Seven a.m. would come quickly, as it always did, and my day of working among the dead would begin again.

“Well, ma’am,” I said to the black widow while continuing to fix my stare on the row of towering stone structures in the distance, “I guess I’ll be heading back home now. You have a good night.”

I grabbed my sketchbook, pen, and phone—not that anyone was likely to call, but I guessed you never did know—from the bench beside me and stood. Home was only a short walk down the path and up the hill, and most nights, I looked forward to it. But tonight, I wasn’t so sure as an uncomfortable foreboding curled inside my gut and made itself at home. The sensation was familiar but old, like remembering the feel and scent of a worn blanket you hadn’t seen since childhood, realizing you would never see it again while also knowing you’d recognize it if you ever had the chance.

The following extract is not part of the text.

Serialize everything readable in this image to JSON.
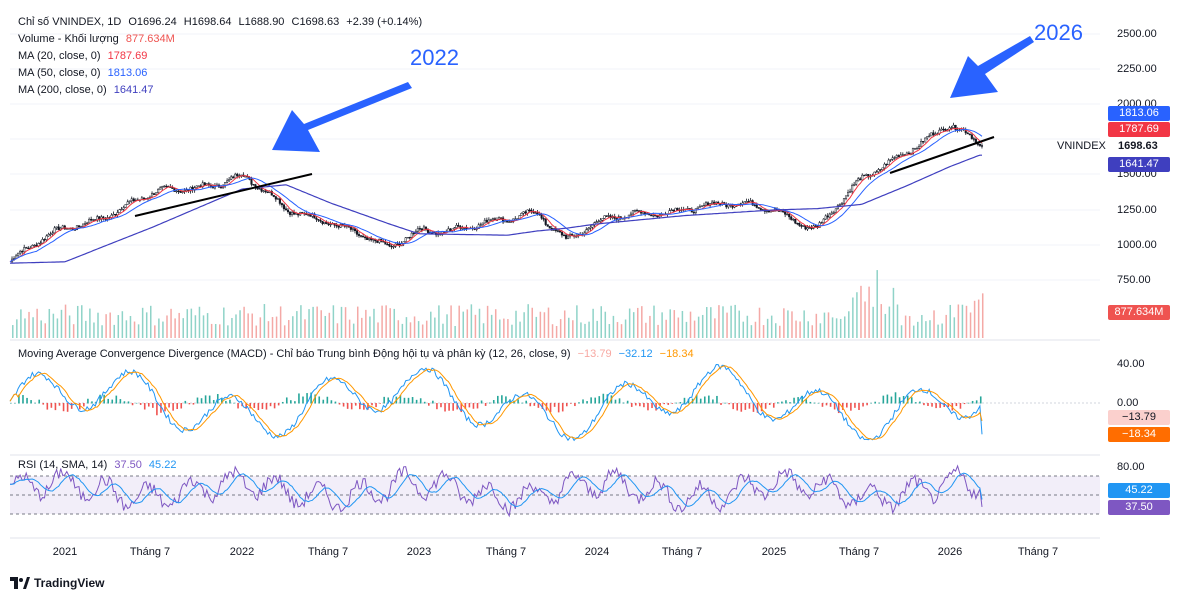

The last time I had known this feeling was the last time I was in Connecticut.

Home.

God, could I even call it that anymore when I hadn’t lived there in so long? But at what point did the place you had been born and raised in stop being home?

I held tight to my things as I quickened my pace down the path, winding between the markers of marble and limestone, and toward the light shining bright from the lantern hanging beside my front door. A welcome calm wrapped around my thundering heart, and I breathed out my relief as I turned up the flagstone path to head up the hill and to my door when the wind came blowing at my back. Lifting the hair off my shoulders and ripping through the flesh of my neck to the bone beneath.

And with it came a message, one I knew all too well from years before.

A message that said something was about to happen. Something monumental and soul-shaking, maybe even tragic.

And whether I liked it or not, I would have to weather the storm.

CHAPTER ONE

CONNECTICUT, AGE EIGHT

“Charles Corbin?”

I glanced up quickly from my book to see the lady stepping into the boring waiting room, a clipboard in her hand, and then I looked at Mom. She was already starting to stand from the chair beside mine as she nodded reassuringly.

“That’s you, Charlie. Come on.”

My tummy felt worse now than it had when she picked me up early from school. She had said that it was butterflies from being nervous, but butterflies fluttered and danced through the sky like ballerinas. The feeling in my tummy didn’t remind me of dancing at all. This feeling hurt. It felt angry and reminded me of the wasps that had made a home under the porch roof last summer.